Azure OpenAI can run RAG against Azure AI Search, Azure Cosmos DB for MongoDB vCore, Azure Blob Storage, or Elasticsearch without you building the retrieval loop.


completion = client.chat.completions.create(
    model="gpt-4o-prod",
    messages=[{"role": "user", "content": "What is our 2026 parental-leave policy?"}],
    extra_body={
        "data_sources": [{
            "type": "azure_search",
            "parameters": {
                "endpoint": "https://myco-search.search.windows.net",
                "index_name": "hr-policies",
                "authentication": {"type": "system_assigned_managed_identity"},
                "query_type": "vector_semantic_hybrid",
                "embedding_dependency": {
                    "type": "deployment_name",
                    "deployment_name": "embedding-3-large-prod",
                },
                "semantic_configuration": "default",
            },
        }],
    },
)
print(completion.choices[0].message.content)
for ctx in completion.choices[0].message.context.get("citations", []):
    print("-", ctx["title"], ctx.get("url"))

9. DALL·E 3 Image Generation


img = client.images.generate(
    model="dalle3-prod",
    prompt="A watercolor illustration of a quiet mountain lake at sunrise.",
    size="1024x1024",
    quality="hd",
    n=1,
)
print(img.data[0].url)

10. Whisper Speech-to-Text


with open("meeting.m4a", "rb") as f:
    transcript = client.audio.transcriptions.create(
        model="whisper-prod",
        file=f,
        response_format="verbose_json",
        timestamp_granularities=["segment"],
    )
print(transcript.text)

11. Batch API (50% Cheaper, 24-Hour SLA)

Submit a JSONL file of requests; Azure processes them asynchronously at half price.


# 1) Upload the JSONL file
batch_file = client.files.create(file=open("requests.jsonl", "rb"), purpose="batch")

# 2) Create the batch job
batch = client.batches.create(
    input_file_id=batch_file.id,
    endpoint="/chat/completions",
    completion_window="24h",
)
print("batch id:", batch.id, "status:", batch.status)

# 3) Poll (or event-drive); when completed, download the output_file_id

Content Filtering & Prompt Shields

Every call runs through Azure's content filter. Check resp.prompt_filter_results and choices[0].content_filter_results to see per-category scores.
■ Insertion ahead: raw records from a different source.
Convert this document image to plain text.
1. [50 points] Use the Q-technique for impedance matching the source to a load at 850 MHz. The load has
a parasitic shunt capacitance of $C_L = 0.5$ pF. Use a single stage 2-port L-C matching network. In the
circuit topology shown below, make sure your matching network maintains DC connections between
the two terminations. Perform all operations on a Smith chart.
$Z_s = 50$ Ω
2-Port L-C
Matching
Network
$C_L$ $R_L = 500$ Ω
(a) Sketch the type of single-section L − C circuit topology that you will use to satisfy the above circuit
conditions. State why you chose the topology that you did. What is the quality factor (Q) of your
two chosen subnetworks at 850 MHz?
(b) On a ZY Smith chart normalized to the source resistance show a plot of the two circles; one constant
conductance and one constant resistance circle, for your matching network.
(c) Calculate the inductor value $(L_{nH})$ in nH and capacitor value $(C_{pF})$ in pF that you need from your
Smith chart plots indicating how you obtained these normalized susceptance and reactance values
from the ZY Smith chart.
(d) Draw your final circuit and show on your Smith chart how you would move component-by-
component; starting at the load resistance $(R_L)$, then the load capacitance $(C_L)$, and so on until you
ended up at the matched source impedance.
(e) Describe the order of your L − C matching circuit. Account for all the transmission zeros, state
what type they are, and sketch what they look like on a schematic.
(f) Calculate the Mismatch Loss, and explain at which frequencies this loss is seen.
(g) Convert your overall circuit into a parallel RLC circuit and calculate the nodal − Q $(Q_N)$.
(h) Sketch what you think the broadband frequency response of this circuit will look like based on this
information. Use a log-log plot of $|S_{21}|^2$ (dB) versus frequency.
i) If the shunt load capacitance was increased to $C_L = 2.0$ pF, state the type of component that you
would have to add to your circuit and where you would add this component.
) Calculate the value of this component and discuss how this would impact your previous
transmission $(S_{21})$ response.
Enable Prompt Shields on a deployment to block jailbreak attempts and indirect prompt injections from retrieved documents. Enable Groundedness Detection on RAG responses to flag hallucinations.

Cost Optimization:

Use GPT-4o mini for classification, routing, and simple tasks — ~15× cheaper than GPT-4o.
Enable prompt caching (automatic for eligible models) — repeated prompt prefixes cost ~50% less.
Use the Batch API for non-interactive workloads — 50% discount.
Move predictable, high-throughput workloads to PTUs once you can forecast tokens-per-minute.
Prefer text-embedding-3-large with truncated dimensions (e.g., 1024) over ada-002 — better quality per dollar.